Gulf Coast Limited

Overview
- Service type: Inter-city rail
- Status: Discontinued
- Locale: United States Gulf Coast
- Predecessor: Gulf Wind
- First service: April 29, 1984 June 27, 1996
- Last service: January 6, 1985 March 31, 1997
- Successor: Sunset Limited, Mardi Gras Service
- Former operator: Amtrak

Route
- Termini: New Orleans, Louisiana Mobile, Alabama
- Stops: 5 (1984–1985) 4 (1996–1997)
- Distance travelled: 145 miles (233 km)
- Average journey time: 3 hours 40 minutes (1984–1985) 3 hours 10 minutes (1996–1997)
- Service frequency: Daily
- Train number: 23, 24

On-board services
- Class: Unreserved coach
- Catering facilities: Cafe lounge

Technical
- Track gauge: 4 ft 8+1⁄2 in (1,435 mm)
- Track owners: Seaboard System Railroad (1984–1985) CSX Transportation (1996–1997)

= Gulf Coast Limited =

Amtrak train between New Orleans and Mobile

The Gulf Coast Limited was a passenger train service operated by Amtrak along the Gulf Coast of the United States.
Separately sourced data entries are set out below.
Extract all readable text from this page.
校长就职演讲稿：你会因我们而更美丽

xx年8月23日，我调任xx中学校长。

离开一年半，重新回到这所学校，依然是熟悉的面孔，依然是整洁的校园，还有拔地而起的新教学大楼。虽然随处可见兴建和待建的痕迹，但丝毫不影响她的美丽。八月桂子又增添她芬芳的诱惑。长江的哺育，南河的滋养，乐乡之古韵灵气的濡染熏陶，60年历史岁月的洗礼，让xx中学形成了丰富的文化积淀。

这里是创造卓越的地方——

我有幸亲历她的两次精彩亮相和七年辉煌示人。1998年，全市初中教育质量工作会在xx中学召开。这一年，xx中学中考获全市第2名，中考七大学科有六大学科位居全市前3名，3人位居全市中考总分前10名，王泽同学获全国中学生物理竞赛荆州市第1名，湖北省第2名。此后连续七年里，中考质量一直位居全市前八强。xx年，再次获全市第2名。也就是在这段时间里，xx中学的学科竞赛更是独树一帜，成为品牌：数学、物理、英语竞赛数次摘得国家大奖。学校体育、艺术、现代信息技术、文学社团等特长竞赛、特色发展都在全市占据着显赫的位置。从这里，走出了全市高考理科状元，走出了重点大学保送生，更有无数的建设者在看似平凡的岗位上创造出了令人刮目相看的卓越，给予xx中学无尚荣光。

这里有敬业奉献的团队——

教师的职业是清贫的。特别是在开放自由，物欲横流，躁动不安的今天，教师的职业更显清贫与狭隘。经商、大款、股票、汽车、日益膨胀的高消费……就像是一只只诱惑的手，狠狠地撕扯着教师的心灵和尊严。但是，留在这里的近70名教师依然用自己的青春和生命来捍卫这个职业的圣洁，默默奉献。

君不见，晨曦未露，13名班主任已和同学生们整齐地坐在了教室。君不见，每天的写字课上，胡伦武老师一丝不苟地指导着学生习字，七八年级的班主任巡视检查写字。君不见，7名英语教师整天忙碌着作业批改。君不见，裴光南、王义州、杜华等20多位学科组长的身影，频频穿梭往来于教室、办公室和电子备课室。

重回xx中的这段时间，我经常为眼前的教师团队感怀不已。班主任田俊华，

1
It ran daily between New Orleans, Louisiana, and Mobile, Alabama, with stops in Bay St. Louis, Gulfport, Biloxi, and Pascagoula, Mississippi. The route first operated in 1984–1985, and again in 1996–1997.

Amtrak's Mardi Gras Service, introduced on August 18, 2025, serves the former route of the Gulf Coast Limited, with two daily round trips.

== Route ==
The Gulf Coast Limited operated over a 145 mi route from New Orleans to Mobile, hugging the coast of the Gulf of Mexico. The majority of this route is now owned by CSX Transportation (NO&M Subdivision), save a few miles around the New Orleans Union Passenger Terminal and East City Junction, which are owned by Amtrak and the Norfolk Southern Railway, respectively.

== History ==

Up to the latter 1960s, the New Orleans–Mobile route was served by several passenger trains a day. The Louisville & Nashville operated the daily trains, Gulf Wind (New Orleans–Jacksonville), Pan-American (New Orleans–Cincinnati) and Humming Bird (New Orleans–Cincinnati), as well as another unnamed day train (New Orleans–Jacksonville). In conjucntion with the Southern Railway, the L&N also operated the Crescent and the Piedmont Limited (both New Orleans–New York trains) on the route.

The Gulf Coast Limited was also the name of a train operated in the 1920s by the Atlantic Coast Line Railroad between New York and the west coast of Florida.

=== First iteration (1984–1985) ===
The Gulf Coast Limited grew out of a feasibility study conducted by the Louisiana-Mississippi-Alabama Rapid Rail Transit Commission in the early 1980s. The study sought a commuter rail service centered on New Orleans linking Baton Rouge, Louisiana; Slidell, Louisiana; or Mobile, Alabama. In the end the Commission opted for a New Orleans—Mobile service, prompted in part by the 1984 Louisiana World Exposition. The three states entered into a 403(b) arrangement with Amtrak; under this provision Amtrak undertakes to operate a service but the contracting states subsidize most of the cost. The first train ran on April 29, 1984.

In the fall Amtrak explored extending the Gulf Coast Limited from Mobile to Birmingham, Alabama (a route later served by the Gulf Breeze), but did not alter the train's route. The train was popular, but service ended on January 6, 1985, after Mississippi declined to continue its support.

=== Second iteration (1996–1997) ===

In 1993, Amtrak extended the long-distance Sunset Limited from New Orleans to Florida, consequently restoring service along the New Orleans–Mobile corridor.

Amtrak revived the Gulf Coast Limited on June 27, 1996, following the cancellation of the Gulf Breeze. The states of Alabama, Louisiana, and Mississippi each contributed $185,000 for a 90-day trial run. Amtrak estimated that yearly operation would cost $3.1 million. The train used the same route as its 1984 iteration, though without a stop in East New Orleans.

Initial ridership was higher than expected: a standard consist could seat 134, but weekend trains regularly carried 300, versus 50–60 on weekdays. A federal appropriation allowed Amtrak to extend the Gulf Coast Limited six months beyond the trial period, but additional state money was not forthcoming. Service ended March 31, 1997.

The concurrent Gulf Coast Limited and Sunset Limited resulted in ten weekly round trips between New Orleans and Mobile: the corridor's highest service level since the formation of Amtrak and a record unmatched since 1997.

In 2005, the Sunset Limited was indefinitely suspended east of New Orleans due to Hurricane Katrina, ending all service on the former route of the Gulf Coast Limited until service between New Orleans and Mobile was restored in the form of the Mardi Gras Service on August 18, 2025.